Following SGI Seoul Guarantee, Welcome Financial Group has also been targeted by a ransomware hacking attack, raising concerns about cybersecurity in the financial sector. As financial authorities have threatened to impose 'penalty surcharges' in the event of major security incidents, financial institutions and public financial institutions are accelerating their efforts to enhance security capabilities.
According to the financial sector on the 20th, the Industrial Bank of Korea will initiate the automation of responses to cyber attacks and the establishment of an integrated security monitoring system. The primary focus of the project is to replace the security monitoring system that detects cyber attack attempts such as malware distribution, hacking, and internal information leakage, and to create a system that automatically blocks detected attacks. By implementing an automation system utilizing artificial intelligence (AI), security threats can be quickly intercepted in real time.
IBK Systems, the information technology affiliate of the Industrial Bank of Korea, plans to select a security solution provider and complete the system construction by the first half of next year. The bank noted, 'Attacks targeting major institutions, including public and financial sectors by international hacking groups, are ongoing, making prompt detection and response essential when hacking threats arise,' adding, 'The goal is to enhance the speed of responding to cyber intrusion incidents and strengthen security.'
The Korea Inclusive Finance Agency (KINFA), which provides policy low-income finance products, will also enhance its security monitoring capabilities to strengthen its cyber crisis response system. KINFA announced a bidding notice on the 18th for selecting a specialized security monitoring company. The agency plans to outsource tasks such as operating the security monitoring system and initial response to security incidents, along with supporting specialist personnel. KINFA stated, 'This is to protect the assets of the institution from increasingly intelligent and sophisticated cyber attacks,' adding, 'We will minimize damage and enable early detection of intrusion incidents through a monitoring system that operates 24 hours a day, 365 days a year.'
The acceleration of security capability enhancement in the financial sector is driven by the rapid increase in cyber threat incidents. SGI Seoul Guarantee suffered a ransomware hacking attack on the 14th of last month, leading to a failure in its information system. A subsidiary of Welcome Financial Group, Wellex FN&I Lend, has also recently faced a ransomware attack from a hacker organization and is checking whether customer information has been leaked. The Financial Supervisory Service (FSS) initiated an investigation related to the information system failure incident at SGI Seoul Guarantee on the 18th and has dispatched personnel to Wellex FN&I Lend to assess the overall situation of the incident.
The fact that financial authorities have pulled out the 'penalty surcharge' card also had an impact. Currently, penalty surcharges are imposed only when secondary damages such as information leakage occur due to security incidents like hacking. Financial authorities held a 'Financial Sector Incident Response Readiness Meeting' on the 30th of last month and indicated that they could also consider imposing penalty surcharges if security incidents undermine trust or disrupt services.
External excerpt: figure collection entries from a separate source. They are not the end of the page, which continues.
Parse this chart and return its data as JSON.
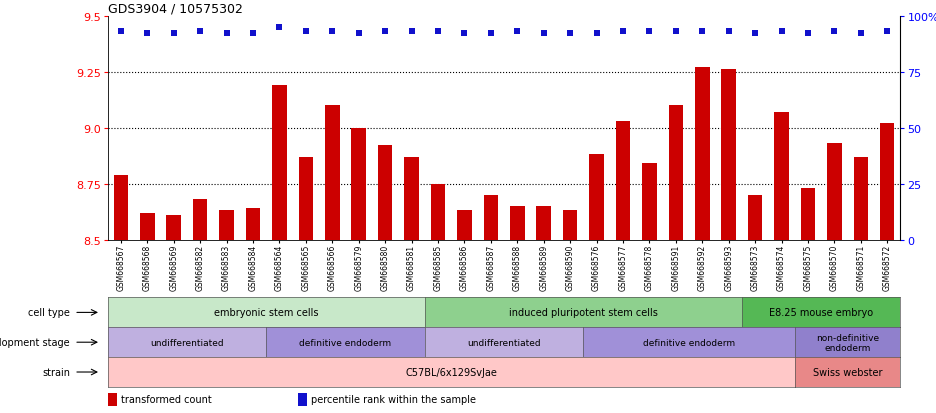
{
  "title": "GDS3904 / 10575302",
  "samples": [
    "GSM668567",
    "GSM668568",
    "GSM668569",
    "GSM668582",
    "GSM668583",
    "GSM668584",
    "GSM668564",
    "GSM668565",
    "GSM668566",
    "GSM668579",
    "GSM668580",
    "GSM668581",
    "GSM668585",
    "GSM668586",
    "GSM668587",
    "GSM668588",
    "GSM668589",
    "GSM668590",
    "GSM668576",
    "GSM668577",
    "GSM668578",
    "GSM668591",
    "GSM668592",
    "GSM668593",
    "GSM668573",
    "GSM668574",
    "GSM668575",
    "GSM668570",
    "GSM668571",
    "GSM668572"
  ],
  "bar_values": [
    8.79,
    8.62,
    8.61,
    8.68,
    8.63,
    8.64,
    9.19,
    8.87,
    9.1,
    9.0,
    8.92,
    8.87,
    8.75,
    8.63,
    8.7,
    8.65,
    8.65,
    8.63,
    8.88,
    9.03,
    8.84,
    9.1,
    9.27,
    9.26,
    8.7,
    9.07,
    8.73,
    8.93,
    8.87,
    9.02
  ],
  "dot_values": [
    93,
    92,
    92,
    93,
    92,
    92,
    95,
    93,
    93,
    92,
    93,
    93,
    93,
    92,
    92,
    93,
    92,
    92,
    92,
    93,
    93,
    93,
    93,
    93,
    92,
    93,
    92,
    93,
    92,
    93
  ],
  "bar_color": "#cc0000",
  "dot_color": "#1111cc",
  "ylim_left": [
    8.5,
    9.5
  ],
  "ylim_right": [
    0,
    100
  ],
  "yticks_left": [
    8.5,
    8.75,
    9.0,
    9.25,
    9.5
  ],
  "yticks_right": [
    0,
    25,
    50,
    75,
    100
  ],
  "cell_type_groups": [
    {
      "label": "embryonic stem cells",
      "start": 0,
      "end": 11,
      "color": "#c8e8c9"
    },
    {
      "label": "induced pluripotent stem cells",
      "start": 12,
      "end": 23,
      "color": "#8ed08e"
    },
    {
      "label": "E8.25 mouse embryo",
      "start": 24,
      "end": 29,
      "color": "#55b855"
    }
  ],
  "dev_stage_groups": [
    {
      "label": "undifferentiated",
      "start": 0,
      "end": 5,
      "color": "#bfb0e0"
    },
    {
      "label": "definitive endoderm",
      "start": 6,
      "end": 11,
      "color": "#a090d8"
    },
    {
      "label": "undifferentiated",
      "start": 12,
      "end": 17,
      "color": "#bfb0e0"
    },
    {
      "label": "definitive endoderm",
      "start": 18,
      "end": 25,
      "color": "#a090d8"
    },
    {
      "label": "non-definitive\nendoderm",
      "start": 26,
      "end": 29,
      "color": "#9080cc"
    }
  ],
  "strain_groups": [
    {
      "label": "C57BL/6x129SvJae",
      "start": 0,
      "end": 25,
      "color": "#ffc8c8"
    },
    {
      "label": "Swiss webster",
      "start": 26,
      "end": 29,
      "color": "#e88888"
    }
  ],
  "row_labels": [
    "cell type",
    "development stage",
    "strain"
  ],
  "legend_items": [
    {
      "color": "#cc0000",
      "label": "transformed count"
    },
    {
      "color": "#1111cc",
      "label": "percentile rank within the sample"
    }
  ]
}
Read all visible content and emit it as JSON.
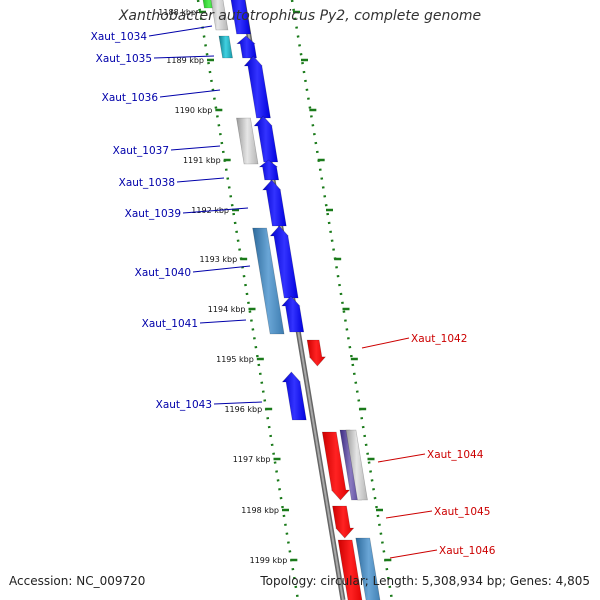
{
  "title": "Xanthobacter autotrophicus Py2, complete genome",
  "accession": "Accession: NC_009720",
  "stats": "Topology: circular; Length: 5,308,934 bp; Genes: 4,805",
  "colors": {
    "forward_gene": "#0000ee",
    "reverse_gene": "#ee0000",
    "label_left": "#0000aa",
    "label_right": "#cc0000",
    "dna_line": "#888888",
    "tick_marks": "#1a7a1a",
    "gray_feature": "#b0b0b0",
    "steel_feature": "#4a86b8",
    "purple_feature": "#5a4a9a",
    "cyan_feature": "#20b0c0",
    "green_feature": "#22bb22"
  },
  "ticks": [
    "1188 kbp",
    "1189 kbp",
    "1190 kbp",
    "1191 kbp",
    "1192 kbp",
    "1193 kbp",
    "1194 kbp",
    "1195 kbp",
    "1196 kbp",
    "1197 kbp",
    "1198 kbp",
    "1199 kbp"
  ],
  "genes_left": [
    "Xaut_1034",
    "Xaut_1035",
    "Xaut_1036",
    "Xaut_1037",
    "Xaut_1038",
    "Xaut_1039",
    "Xaut_1040",
    "Xaut_1041",
    "Xaut_1043"
  ],
  "genes_right": [
    "Xaut_1042",
    "Xaut_1044",
    "Xaut_1045",
    "Xaut_1046"
  ]
}
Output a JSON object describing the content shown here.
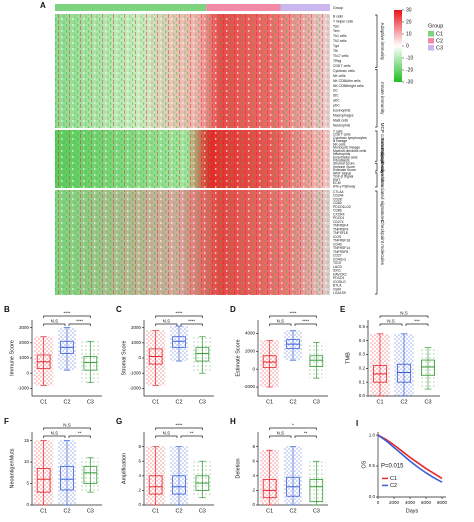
{
  "chart_data": [
    {
      "type": "heatmap",
      "panel": "A",
      "group_label": "Group",
      "groups": [
        {
          "name": "C1",
          "color": "#7ed37e"
        },
        {
          "name": "C2",
          "color": "#f08aa8"
        },
        {
          "name": "C3",
          "color": "#c9b7ee"
        }
      ],
      "color_scale": {
        "ticks": [
          30,
          20,
          10,
          0,
          -10,
          -20,
          -30
        ],
        "lim": [
          -30,
          30
        ],
        "high": "#e8141a",
        "mid": "#ffffff",
        "low": "#1fbf1f"
      },
      "sections": [
        {
          "rows": [
            "B cells",
            "T helper cells",
            "Tcm",
            "Tem",
            "Th1 cells",
            "Th2 cells",
            "Tgd",
            "Tfh",
            "Th17 cells",
            "TReg",
            "CD8 T cells",
            "Cytotoxic cells",
            "NK cells",
            "NK CD56dim cells",
            "NK CD56bright cells",
            "DC",
            "iDC",
            "aDC",
            "pDC",
            "Eosinophils",
            "Macrophages",
            "Mast cells",
            "Neutrophils"
          ],
          "groups": [
            {
              "label": "Adaptive immunity",
              "span": 11
            },
            {
              "label": "Innate immunity",
              "span": 12
            }
          ]
        },
        {
          "rows": [
            "T cells",
            "CD8 T cells",
            "Cytotoxic lymphocytes",
            "B lineage",
            "NK cells",
            "Monocytic lineage",
            "Myeloid dendritic cells",
            "Neutrophils",
            "Endothelial cells",
            "Fibroblasts",
            "Stromal Score",
            "Immune Score",
            "Estimate Score",
            "WNT Signal",
            "TGF-β Signal",
            "EMT",
            "ECM",
            "IFN-γ Pathway"
          ],
          "groups": [
            {
              "label": "MCP counter algorithm",
              "span": 10
            },
            {
              "label": "Estimate algorithm",
              "span": 3
            },
            {
              "label": "Tumor progressive associated signatures",
              "span": 5
            }
          ]
        },
        {
          "rows": [
            "CTLA4",
            "CD244",
            "CD28",
            "CD80",
            "PDCD1LG2",
            "CD86",
            "CXCR4",
            "PDCD1",
            "CD274",
            "TNFRSF4",
            "TNFRSF9",
            "TNFSF18",
            "ICOS",
            "TNFRSF18",
            "CD40",
            "TNFRSF14",
            "TNFRSF8",
            "CD27",
            "CD40LG",
            "TIGIT",
            "LAG3",
            "IDO1",
            "HAVCR2",
            "PDCD1",
            "ICOSLG",
            "BTLA",
            "VSIR",
            "LGALS9"
          ],
          "groups": [
            {
              "label": "Checkpoint molecules",
              "span": 28
            }
          ]
        }
      ]
    },
    {
      "type": "box",
      "panel": "B",
      "ylabel": "Immune Score",
      "categories": [
        "C1",
        "C2",
        "C3"
      ],
      "colors": [
        "#e8262c",
        "#3b5fd9",
        "#3a9a3a"
      ],
      "ylim": [
        -1500,
        3500
      ],
      "yticks": [
        -1000,
        0,
        1000,
        2000,
        3000
      ],
      "significance": [
        "N.S",
        "****",
        "****"
      ],
      "stats": [
        {
          "low": -800,
          "q1": 300,
          "median": 750,
          "q3": 1200,
          "high": 2400
        },
        {
          "low": 200,
          "q1": 1300,
          "median": 1700,
          "q3": 2100,
          "high": 3000
        },
        {
          "low": -600,
          "q1": 200,
          "median": 700,
          "q3": 1100,
          "high": 2100
        }
      ]
    },
    {
      "type": "box",
      "panel": "C",
      "ylabel": "Stromal Score",
      "categories": [
        "C1",
        "C2",
        "C3"
      ],
      "colors": [
        "#e8262c",
        "#3b5fd9",
        "#3a9a3a"
      ],
      "ylim": [
        -2500,
        2500
      ],
      "yticks": [
        -2000,
        -1000,
        0,
        1000,
        2000
      ],
      "significance": [
        "N.S",
        "****",
        "****"
      ],
      "stats": [
        {
          "low": -1800,
          "q1": -400,
          "median": 100,
          "q3": 600,
          "high": 1800
        },
        {
          "low": -200,
          "q1": 700,
          "median": 1100,
          "q3": 1400,
          "high": 2100
        },
        {
          "low": -1000,
          "q1": -200,
          "median": 300,
          "q3": 700,
          "high": 1400
        }
      ]
    },
    {
      "type": "box",
      "panel": "D",
      "ylabel": "Estimate Score",
      "categories": [
        "C1",
        "C2",
        "C3"
      ],
      "colors": [
        "#e8262c",
        "#3b5fd9",
        "#3a9a3a"
      ],
      "ylim": [
        -3000,
        5500
      ],
      "yticks": [
        -2000,
        0,
        2000,
        4000
      ],
      "significance": [
        "N.S",
        "****",
        "****"
      ],
      "stats": [
        {
          "low": -2000,
          "q1": 200,
          "median": 800,
          "q3": 1500,
          "high": 3200
        },
        {
          "low": 1000,
          "q1": 2300,
          "median": 2800,
          "q3": 3300,
          "high": 4300
        },
        {
          "low": -1000,
          "q1": 300,
          "median": 1000,
          "q3": 1500,
          "high": 3000
        }
      ]
    },
    {
      "type": "box",
      "panel": "E",
      "ylabel": "TMB",
      "categories": [
        "C1",
        "C2",
        "C3"
      ],
      "colors": [
        "#e8262c",
        "#3b5fd9",
        "#3a9a3a"
      ],
      "ylim": [
        0,
        0.55
      ],
      "yticks": [
        {
          "value": 0,
          "label": "0.0"
        },
        0.1,
        0.2,
        0.3,
        0.4,
        0.5
      ],
      "significance": [
        "N.S",
        "N.S",
        "***"
      ],
      "stats": [
        {
          "low": 0,
          "q1": 0.1,
          "median": 0.16,
          "q3": 0.22,
          "high": 0.45
        },
        {
          "low": 0,
          "q1": 0.1,
          "median": 0.17,
          "q3": 0.23,
          "high": 0.45
        },
        {
          "low": 0.05,
          "q1": 0.15,
          "median": 0.21,
          "q3": 0.26,
          "high": 0.35
        }
      ]
    },
    {
      "type": "box",
      "panel": "F",
      "ylabel": "NeoantigenMuts",
      "categories": [
        "C1",
        "C2",
        "C3"
      ],
      "colors": [
        "#e8262c",
        "#3b5fd9",
        "#3a9a3a"
      ],
      "ylim": [
        0,
        17
      ],
      "yticks": [
        0,
        5,
        10,
        15
      ],
      "significance": [
        "N.S",
        "N.S",
        "**"
      ],
      "stats": [
        {
          "low": 0,
          "q1": 3,
          "median": 6,
          "q3": 8.5,
          "high": 15
        },
        {
          "low": 0,
          "q1": 3.5,
          "median": 6,
          "q3": 9,
          "high": 15
        },
        {
          "low": 3,
          "q1": 5,
          "median": 7.5,
          "q3": 9,
          "high": 11
        }
      ]
    },
    {
      "type": "box",
      "panel": "G",
      "ylabel": "Amplification",
      "categories": [
        "C1",
        "C2",
        "C3"
      ],
      "colors": [
        "#e8262c",
        "#3b5fd9",
        "#3a9a3a"
      ],
      "ylim": [
        0,
        10
      ],
      "yticks": [
        0,
        2,
        4,
        6,
        8
      ],
      "significance": [
        "N.S",
        "****",
        "**"
      ],
      "stats": [
        {
          "low": 0,
          "q1": 1.5,
          "median": 2.5,
          "q3": 4,
          "high": 8
        },
        {
          "low": 0,
          "q1": 1.5,
          "median": 2.5,
          "q3": 4,
          "high": 8
        },
        {
          "low": 1,
          "q1": 2,
          "median": 3,
          "q3": 4,
          "high": 6
        }
      ]
    },
    {
      "type": "box",
      "panel": "H",
      "ylabel": "Deletion",
      "categories": [
        "C1",
        "C2",
        "C3"
      ],
      "colors": [
        "#e8262c",
        "#3b5fd9",
        "#3a9a3a"
      ],
      "ylim": [
        0,
        10
      ],
      "yticks": [
        0,
        2,
        4,
        6,
        8
      ],
      "significance": [
        "N.S",
        "*",
        "**"
      ],
      "stats": [
        {
          "low": 0,
          "q1": 1,
          "median": 2,
          "q3": 3.5,
          "high": 7.5
        },
        {
          "low": 0,
          "q1": 1.2,
          "median": 2.5,
          "q3": 3.8,
          "high": 8
        },
        {
          "low": 0,
          "q1": 0.5,
          "median": 2.5,
          "q3": 3.5,
          "high": 6
        }
      ]
    },
    {
      "type": "line",
      "panel": "I",
      "xlabel": "Days",
      "ylabel": "OS",
      "annotation": "P=0.015",
      "xlim": [
        0,
        8500
      ],
      "ylim": [
        0,
        1.05
      ],
      "xticks": [
        0,
        2000,
        4000,
        6000,
        8000
      ],
      "yticks": [
        {
          "value": 0,
          "label": "0.0"
        },
        0.5,
        {
          "value": 1,
          "label": "1.0"
        }
      ],
      "x": [
        0,
        1000,
        2000,
        3000,
        4000,
        5000,
        6000,
        7000,
        8000
      ],
      "series": [
        {
          "name": "C1",
          "color": "#e8262c",
          "values": [
            1,
            0.93,
            0.84,
            0.74,
            0.64,
            0.55,
            0.46,
            0.38,
            0.3
          ]
        },
        {
          "name": "C2",
          "color": "#3b5fd9",
          "values": [
            1,
            0.91,
            0.8,
            0.69,
            0.58,
            0.48,
            0.39,
            0.31,
            0.24
          ]
        }
      ]
    }
  ]
}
A financial sector official stated, 'Hacker organizations are indiscriminately spreading malware,' adding, 'Financial institutions with outdated or vulnerable security systems could easily face breaches of their internal networks, making preparedness more critical than ever.'
☞ Ransomware
Ransomware is a portmanteau of ransom and software, referring to malicious programs that lock down systems or encrypt data, making them unusable, and then demand money as a hostage.